Fortunately, University of Nebraska geosciences professor David Loope had previously studied the Nebraska sandhills, much smaller dunes in a much wetter climate. He had collected strange stories of dunes that had suddenly collapsed and buried pickup trucks and other objects. In one case, a rain-drenched dune slid down and swallowed up most of a barn. Clearly, the wet, heavy sand dunes were prone to massive avalanches of sand. Loope concluded that in the Gobi's much wetter climate some 70 million years ago, the gigantic dunes became water-saturated in a storm and so slid down to bury an unsuspecting dinosaur at the base of the dune. That means that the dunes of the dinosaurs were probably wet, covered with vegetation, and not moving about constantly with the wind. They would have contained more clay, which would hold water until it got wet and slippery, at which point the clay layers would promote a catastrophic collapse. The overlying sand then protected the bones of the buried dinosaurs from scavengers, and the lack of oxygen deep beneath the sand prevented bacteria from breaking down the bones. As a result, the skeleton remained intact long enough for dissolved minerals in groundwater to crystallize and replace the organic material.

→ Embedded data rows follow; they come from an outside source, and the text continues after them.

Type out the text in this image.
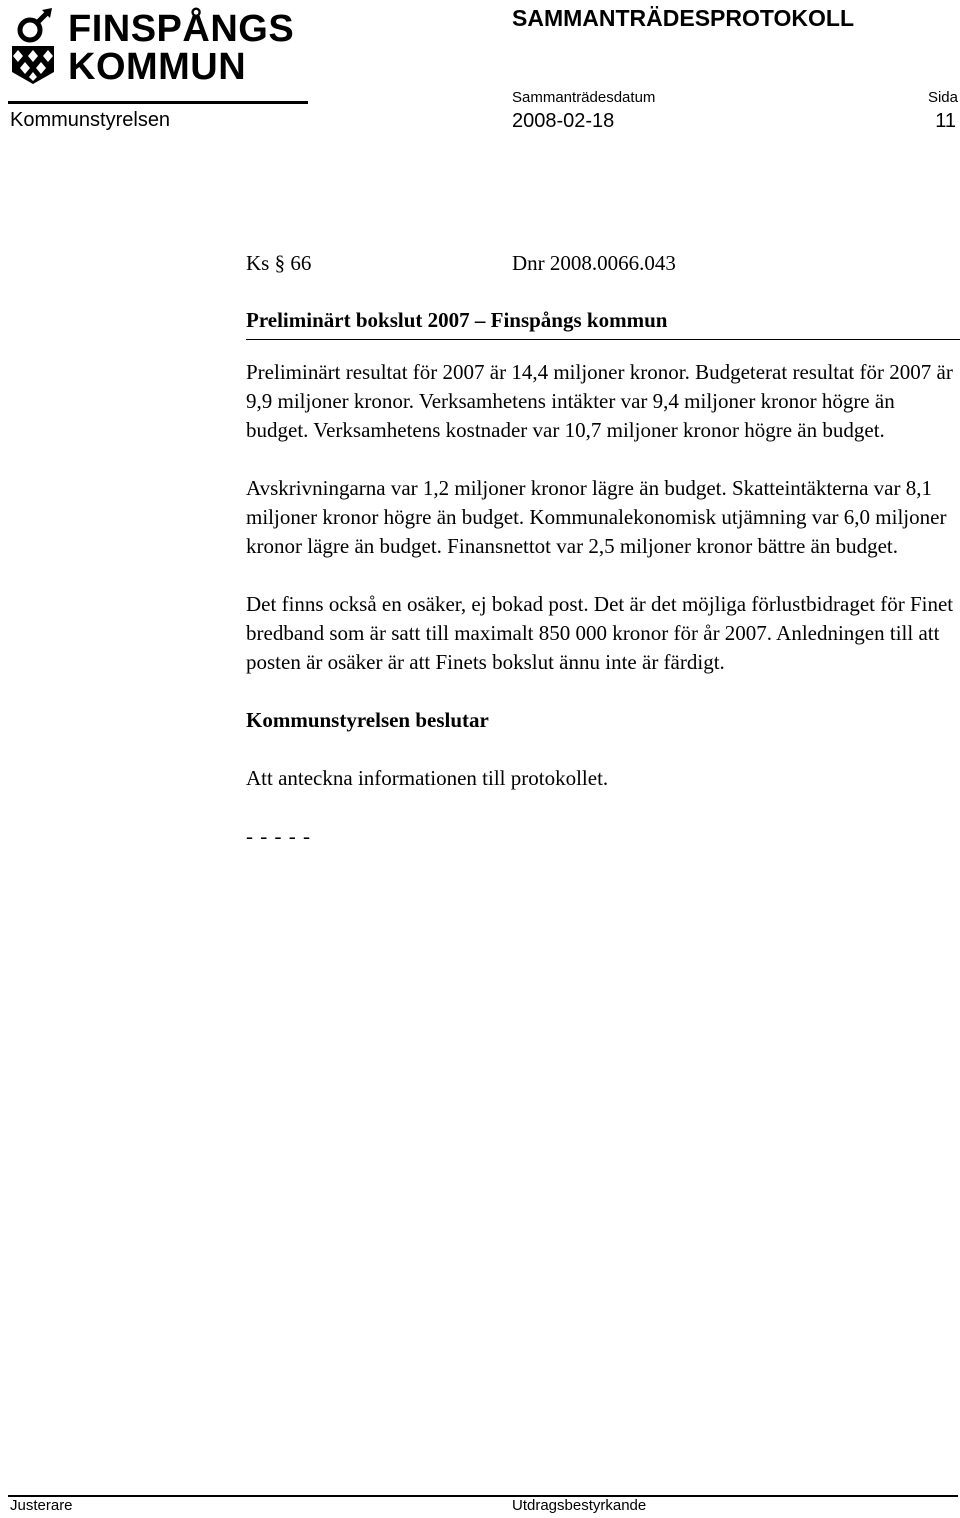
FINSPÅNGS
KOMMUN
Kommunstyrelsen
SAMMANTRÄDESPROTOKOLL
Sammanträdesdatum	Sida
2008-02-18	11
Ks § 66	Dnr 2008.0066.043

Preliminärt bokslut 2007 – Finspångs kommun

Preliminärt resultat för 2007 är 14,4 miljoner kronor. Budgeterat resultat för 2007 är 9,9 miljoner kronor. Verksamhetens intäkter var 9,4 miljoner kronor högre än budget. Verksamhetens kostnader var 10,7 miljoner kronor högre än budget.

Avskrivningarna var 1,2 miljoner kronor lägre än budget. Skatteintäkterna var 8,1 miljoner kronor högre än budget. Kommunalekonomisk utjämning var 6,0 miljoner kronor lägre än budget. Finansnettot var 2,5 miljoner kronor bättre än budget.

Det finns också en osäker, ej bokad post. Det är det möjliga förlustbidraget för Finet bredband som är satt till maximalt 850 000 kronor för år 2007. Anledningen till att posten är osäker är att Finets bokslut ännu inte är färdigt.

Kommunstyrelsen beslutar

Att anteckna informationen till protokollet.

- - - - -

Justerare	Utdragsbestyrkande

Various expeditions have uncovered remarkable dramas. One expedition located the nearly complete skeletons of two tarbosaurus, the largest known dinosaur predator. One had unlaid eggs still in her body. The sand preserved the details so perfectly that paleontologists could even study the barely formed bones of the embryos inside the eggs. Another expedition found the bones of a meat-eating dinosaur and his plant-eating victim entangled in the midst of their fatal struggle at the moment the avalanche of sand overwhelmed them both.

That remarkable preservation has yielded repeated surprises and inspired many scientific expeditions to the Gobi. For instance, one expedition found the oldest marsupial. Another expedition to the same area as the sand slide study discovered the well-preserved, 80-million-year-old bones of a tiny creature that lived in the dark shadow of the dinosaurs. The opossumlike delatheridium had sharp molars and long canines and a two-inch-long skull. It probably ate lizards and other early mammals. Scientists were surprised to find that creature in the Gobi Desert, since the marsupials today live mostly in South America and Australia. This finding suggests that the marsupial line originated in Asia and spread across the planet, but then died out in Asia in the face of competition from the placental mammals.